つい最近まで「みんなで育児」だったニッポン

戦前の日本は、子育ては大家族や地域社会の中で行われていました。戦争や戦後の日本に生じた産業構造の変化に伴って、男性の企業勤務、女性が地域で専業主婦という社会構造が一般的になったのが高度経済成長期。自宅出産数と施設出産数が入れ替わったのが1960年で、自宅でのご臨終数と病院でのご臨終数が1970年に入れ替わり、お見合い結婚と恋愛結婚が入れ替わったのが1975年。この間に、都会に住民が集中してすっかり核家族化が進行しました。

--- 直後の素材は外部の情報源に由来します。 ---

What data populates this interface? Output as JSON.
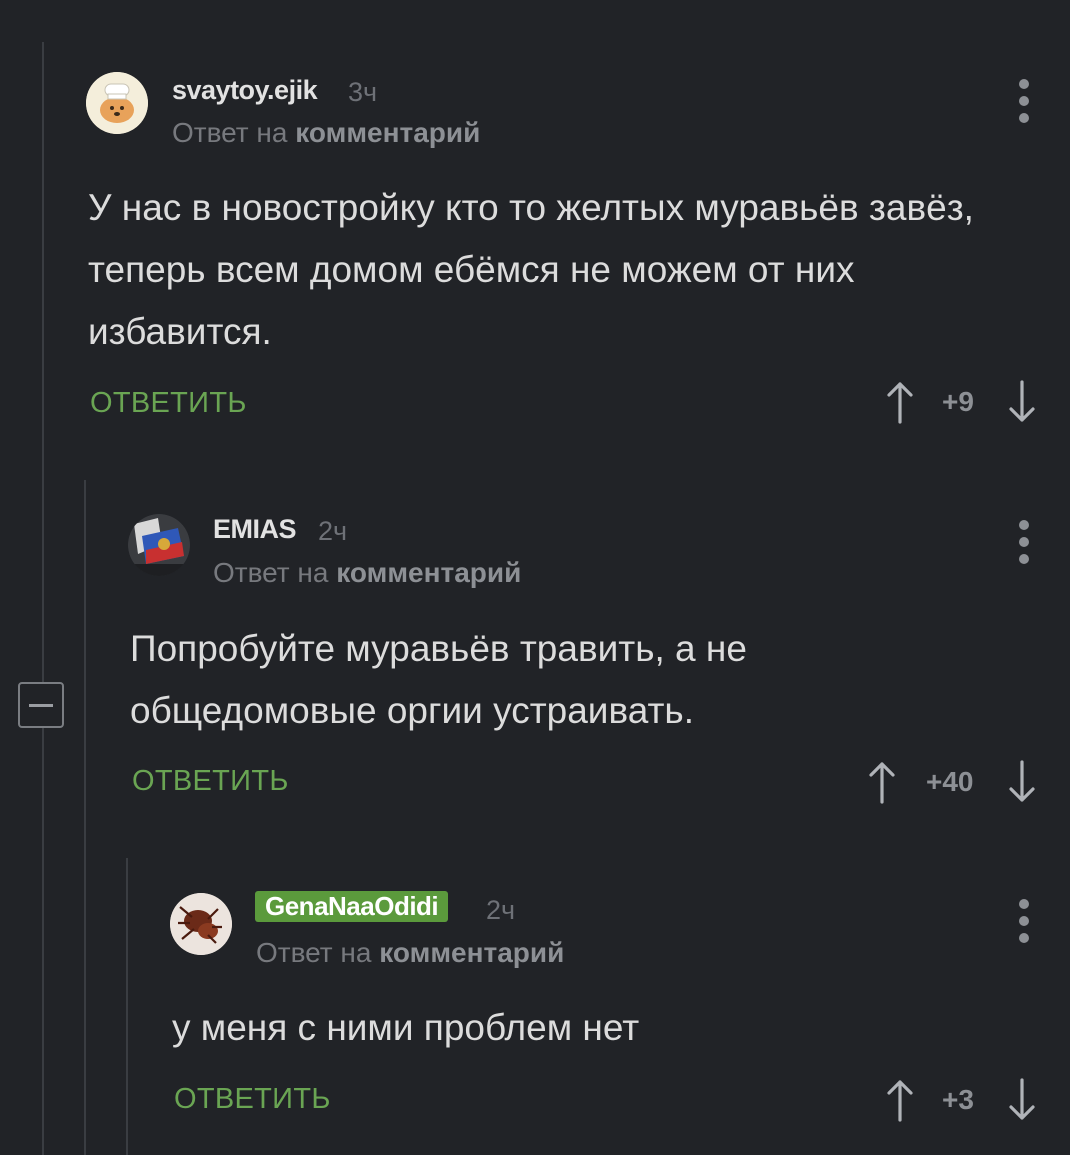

今は晩婚晩産がゆえの少子化といわれますが、「結婚したら子どもは3人欲しい」というフレーズがまだ当たり前だったバブル期突入の1985年でさえ、平均初産年齢25.8才で、25才女性の25%はすでに母親だったのでした。当時の合計特殊出生率は1.76で、3人兄弟もたくさんいました。つい最近まで、子だくさん家庭はたくさんあり、まだまだ地域で子育てをしていたのですね。

現代の日本は約7割が核家族。育児マンパワー不足が少子化の一因とも言われています。しかし、育児力を人数不足で言い訳して少子化傾向どころか、その質の低下によって子どもを自殺させてしまう国になってはいけません。核家族社会の子育てだからこそ、実は父親が母親を助ける以外にマンパワーはありません。共働きならなおさら、父親が母親のサポートをしない家庭で育ったら、子どもが「困っている人を助けないでいい社会」を学んでしまいます。どんな時代であれ「子育ては父母の共同作業」という認識には大きな差はないはずで、事情は様々あるにせよ、両親がいなくては命は始まりません。命の素を出会わせて宿して迎えた男女が揃って子育てに当たることは、なにより子どもに、いつか自分が大人になったときの世界への希望を与えるのではないでしょうか? 子どもは男子か女子ですから。